On Motion for Rehearing.
MORROW, P. J.The opinion ordering the affirmance of the judgment is attacked upofi the ground that the introduction, of the copy of the money order should operate to reverse the judgment. ' We fail to perceive the importance of the details of the express money order. As the testimony is understood, proof was clearly made that the appellant and Robertson went together to the telegraph office; that Robertson wired for $500; that his wire was honored and a money order for $500 was delivered, to the appellant. After ■ this proof was made, the photographic copy of the money order was introduced in evidence. That the appellant got the money order is not the subject of controversy. In Wagner’s Case, 53 Tex. Cr. R. 307, 109 S. W. 169, it is said:
“It is well settled in this state that the erroneous admission of testimony is not cause for reversal, if the same fact is proved by other testimony not objected to. See Rogers v. State, 26 Tex. App. 404, 9 S. W. 762; Walker v. State, 17 Tex. App. 16; Johnson v. State [Tex. Cr. App.] 26 S. W. 1504]; Stephens v. State [Tex. Cr. App.] 26 S. W. 728; Logan v. State, 17 Tex. App. 50; West v. State, 2 Tex. App. 460; and Carlisle v. State, 37 Tex. Cr. R. 108, 38 S. W. 991.”

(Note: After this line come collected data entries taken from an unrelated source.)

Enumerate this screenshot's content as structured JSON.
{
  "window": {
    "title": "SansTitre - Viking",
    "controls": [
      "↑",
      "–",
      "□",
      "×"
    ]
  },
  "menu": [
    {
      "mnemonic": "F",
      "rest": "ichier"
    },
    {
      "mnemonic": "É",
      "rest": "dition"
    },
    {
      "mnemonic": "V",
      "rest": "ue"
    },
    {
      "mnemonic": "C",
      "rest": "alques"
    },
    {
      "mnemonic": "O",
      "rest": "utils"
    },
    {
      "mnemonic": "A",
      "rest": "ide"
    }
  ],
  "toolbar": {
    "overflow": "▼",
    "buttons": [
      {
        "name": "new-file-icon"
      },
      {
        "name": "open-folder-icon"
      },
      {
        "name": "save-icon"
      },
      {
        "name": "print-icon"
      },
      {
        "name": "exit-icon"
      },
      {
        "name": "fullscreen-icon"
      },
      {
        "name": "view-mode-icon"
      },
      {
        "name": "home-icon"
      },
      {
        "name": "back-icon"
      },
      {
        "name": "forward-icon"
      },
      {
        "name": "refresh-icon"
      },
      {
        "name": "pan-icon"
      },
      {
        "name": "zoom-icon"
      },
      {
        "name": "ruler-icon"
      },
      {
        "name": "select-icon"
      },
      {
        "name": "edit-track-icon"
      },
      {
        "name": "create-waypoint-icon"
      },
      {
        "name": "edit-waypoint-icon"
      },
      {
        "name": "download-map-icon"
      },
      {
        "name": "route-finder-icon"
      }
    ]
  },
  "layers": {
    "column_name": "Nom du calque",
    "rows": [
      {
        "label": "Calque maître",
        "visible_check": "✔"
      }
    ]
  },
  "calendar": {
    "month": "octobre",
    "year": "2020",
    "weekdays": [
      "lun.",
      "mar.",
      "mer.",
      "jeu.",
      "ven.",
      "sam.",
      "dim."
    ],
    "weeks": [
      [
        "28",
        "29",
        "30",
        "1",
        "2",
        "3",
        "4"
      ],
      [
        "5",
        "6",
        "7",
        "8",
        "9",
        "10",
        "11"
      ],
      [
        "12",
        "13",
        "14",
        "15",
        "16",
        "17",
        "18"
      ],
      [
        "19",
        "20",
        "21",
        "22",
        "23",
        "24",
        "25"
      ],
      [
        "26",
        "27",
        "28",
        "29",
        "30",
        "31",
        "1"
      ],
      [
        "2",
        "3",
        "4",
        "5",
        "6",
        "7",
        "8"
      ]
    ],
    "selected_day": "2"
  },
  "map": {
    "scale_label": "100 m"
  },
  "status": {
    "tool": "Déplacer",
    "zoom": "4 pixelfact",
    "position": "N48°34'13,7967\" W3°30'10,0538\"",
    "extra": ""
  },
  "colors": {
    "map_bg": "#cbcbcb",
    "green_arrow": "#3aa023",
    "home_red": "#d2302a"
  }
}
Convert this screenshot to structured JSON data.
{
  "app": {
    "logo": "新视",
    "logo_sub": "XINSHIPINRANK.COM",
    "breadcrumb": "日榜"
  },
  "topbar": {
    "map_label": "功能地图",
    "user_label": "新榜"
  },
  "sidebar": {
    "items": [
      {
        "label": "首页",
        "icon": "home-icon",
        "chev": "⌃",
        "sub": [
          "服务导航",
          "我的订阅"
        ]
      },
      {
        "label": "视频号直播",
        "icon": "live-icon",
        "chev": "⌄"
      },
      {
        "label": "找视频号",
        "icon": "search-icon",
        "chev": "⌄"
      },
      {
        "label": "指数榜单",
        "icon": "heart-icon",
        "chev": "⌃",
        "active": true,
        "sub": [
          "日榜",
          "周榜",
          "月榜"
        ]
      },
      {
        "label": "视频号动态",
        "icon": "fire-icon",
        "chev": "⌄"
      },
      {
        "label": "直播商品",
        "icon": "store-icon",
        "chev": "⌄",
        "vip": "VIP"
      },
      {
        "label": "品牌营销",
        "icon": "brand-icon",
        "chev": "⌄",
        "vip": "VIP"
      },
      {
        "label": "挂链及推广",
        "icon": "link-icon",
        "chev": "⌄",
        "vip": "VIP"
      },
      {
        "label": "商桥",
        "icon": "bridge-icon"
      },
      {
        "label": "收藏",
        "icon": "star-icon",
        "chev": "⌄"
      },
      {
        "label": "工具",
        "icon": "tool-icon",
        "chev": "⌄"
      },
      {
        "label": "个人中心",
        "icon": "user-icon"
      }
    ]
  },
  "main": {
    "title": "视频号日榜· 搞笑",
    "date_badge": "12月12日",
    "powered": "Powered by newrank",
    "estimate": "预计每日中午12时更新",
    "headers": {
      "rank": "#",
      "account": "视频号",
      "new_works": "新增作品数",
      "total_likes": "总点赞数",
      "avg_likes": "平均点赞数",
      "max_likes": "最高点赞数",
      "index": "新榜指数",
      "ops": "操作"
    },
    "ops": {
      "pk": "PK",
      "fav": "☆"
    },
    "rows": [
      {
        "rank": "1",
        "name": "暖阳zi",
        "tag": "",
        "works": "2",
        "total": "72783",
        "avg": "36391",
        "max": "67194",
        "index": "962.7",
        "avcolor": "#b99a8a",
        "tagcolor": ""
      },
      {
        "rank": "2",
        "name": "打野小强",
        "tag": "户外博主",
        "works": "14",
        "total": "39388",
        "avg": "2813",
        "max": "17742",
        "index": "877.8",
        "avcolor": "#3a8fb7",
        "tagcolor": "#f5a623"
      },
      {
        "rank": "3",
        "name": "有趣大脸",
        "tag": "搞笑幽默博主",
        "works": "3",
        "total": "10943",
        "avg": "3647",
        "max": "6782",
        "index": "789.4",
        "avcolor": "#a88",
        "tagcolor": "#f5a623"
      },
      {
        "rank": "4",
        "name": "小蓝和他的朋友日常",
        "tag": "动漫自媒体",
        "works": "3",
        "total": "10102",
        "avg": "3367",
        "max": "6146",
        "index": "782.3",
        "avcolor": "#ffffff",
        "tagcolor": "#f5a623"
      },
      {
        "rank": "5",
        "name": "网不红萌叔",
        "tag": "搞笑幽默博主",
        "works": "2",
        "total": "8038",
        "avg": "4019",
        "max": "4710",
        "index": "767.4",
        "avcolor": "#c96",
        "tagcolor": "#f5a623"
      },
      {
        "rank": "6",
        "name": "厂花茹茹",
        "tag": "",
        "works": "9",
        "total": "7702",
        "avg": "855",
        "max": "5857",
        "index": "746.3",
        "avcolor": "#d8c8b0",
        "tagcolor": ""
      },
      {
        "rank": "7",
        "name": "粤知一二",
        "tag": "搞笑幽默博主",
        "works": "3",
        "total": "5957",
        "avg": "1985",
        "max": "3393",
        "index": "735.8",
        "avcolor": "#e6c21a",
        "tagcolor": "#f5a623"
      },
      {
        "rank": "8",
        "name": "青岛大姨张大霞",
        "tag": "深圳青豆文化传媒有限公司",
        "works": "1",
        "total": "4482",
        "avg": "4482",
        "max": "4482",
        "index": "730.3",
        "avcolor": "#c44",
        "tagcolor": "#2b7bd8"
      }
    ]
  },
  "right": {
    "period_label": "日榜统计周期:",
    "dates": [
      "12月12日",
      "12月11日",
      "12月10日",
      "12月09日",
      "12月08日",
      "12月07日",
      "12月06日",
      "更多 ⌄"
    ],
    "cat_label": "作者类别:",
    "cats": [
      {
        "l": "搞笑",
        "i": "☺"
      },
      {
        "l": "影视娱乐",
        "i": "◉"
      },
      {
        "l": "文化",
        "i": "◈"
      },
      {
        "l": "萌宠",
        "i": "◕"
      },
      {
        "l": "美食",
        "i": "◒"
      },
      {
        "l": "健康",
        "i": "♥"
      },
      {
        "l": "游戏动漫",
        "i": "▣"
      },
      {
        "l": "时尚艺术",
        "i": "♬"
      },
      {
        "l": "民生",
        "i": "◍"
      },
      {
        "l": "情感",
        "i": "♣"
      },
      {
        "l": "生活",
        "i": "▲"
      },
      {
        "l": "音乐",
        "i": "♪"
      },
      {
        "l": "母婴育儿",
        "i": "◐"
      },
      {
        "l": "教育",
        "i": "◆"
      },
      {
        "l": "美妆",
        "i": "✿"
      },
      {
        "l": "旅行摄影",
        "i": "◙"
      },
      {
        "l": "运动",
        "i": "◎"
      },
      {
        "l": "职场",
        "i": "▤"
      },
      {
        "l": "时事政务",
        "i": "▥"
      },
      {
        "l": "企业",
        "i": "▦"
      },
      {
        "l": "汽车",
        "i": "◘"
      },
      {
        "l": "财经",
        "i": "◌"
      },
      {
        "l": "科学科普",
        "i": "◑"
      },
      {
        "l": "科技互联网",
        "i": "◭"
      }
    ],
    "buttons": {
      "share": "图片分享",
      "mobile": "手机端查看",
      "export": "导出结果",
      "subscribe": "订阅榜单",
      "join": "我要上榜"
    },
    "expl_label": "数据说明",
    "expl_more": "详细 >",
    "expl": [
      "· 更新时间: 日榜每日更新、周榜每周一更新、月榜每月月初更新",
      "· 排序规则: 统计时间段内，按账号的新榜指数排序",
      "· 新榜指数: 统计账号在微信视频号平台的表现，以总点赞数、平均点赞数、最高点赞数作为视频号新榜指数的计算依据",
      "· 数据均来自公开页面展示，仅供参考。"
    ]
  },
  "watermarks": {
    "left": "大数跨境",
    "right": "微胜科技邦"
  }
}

Improperly receiving evidence, as indicated in the opinion of this court written by Judge Ramsey from which the above quotation is taken, does not necessarily work a reversal of the judgment. See, also, Nichols v. State, 91 Tex. Cr. R. 280, 238 S. W. 232; Koontz v. State, 92 Tex. Cr. R. 19, 241 S. W. 160; Windham v. State, 93 Tex. Cr. R. 480, 248 S. W. 51; Gurski v. State, 93 Tex. Cr. R. 614, 248 S. W. 353; Cathey v. State, 94 Tex. Cr. R. 600, 252 S. W. 534; Bennett v. State, 95 Tex. Cr. R. 74, 252 S. W. 790; Allen v. State, 9S Tex. Cr. R. 221, 265 S. W. 580; Ables v. State, 101 Tex. Cr. R. 482, 276 S. W. 268; Asher v. State, 102 Tex. Cr. R. 172, 277. S. W. 1099; Thomas v. State, 103 Tex. Cr. R, 673, 282 S. W. 237; Houston v. State, 105 Tex. Cr. R. 68, 286 S. W. 237; Osborne v. State, 106 Tex. Cr. R. 314, 292 S. W. 240. The motion is overruled.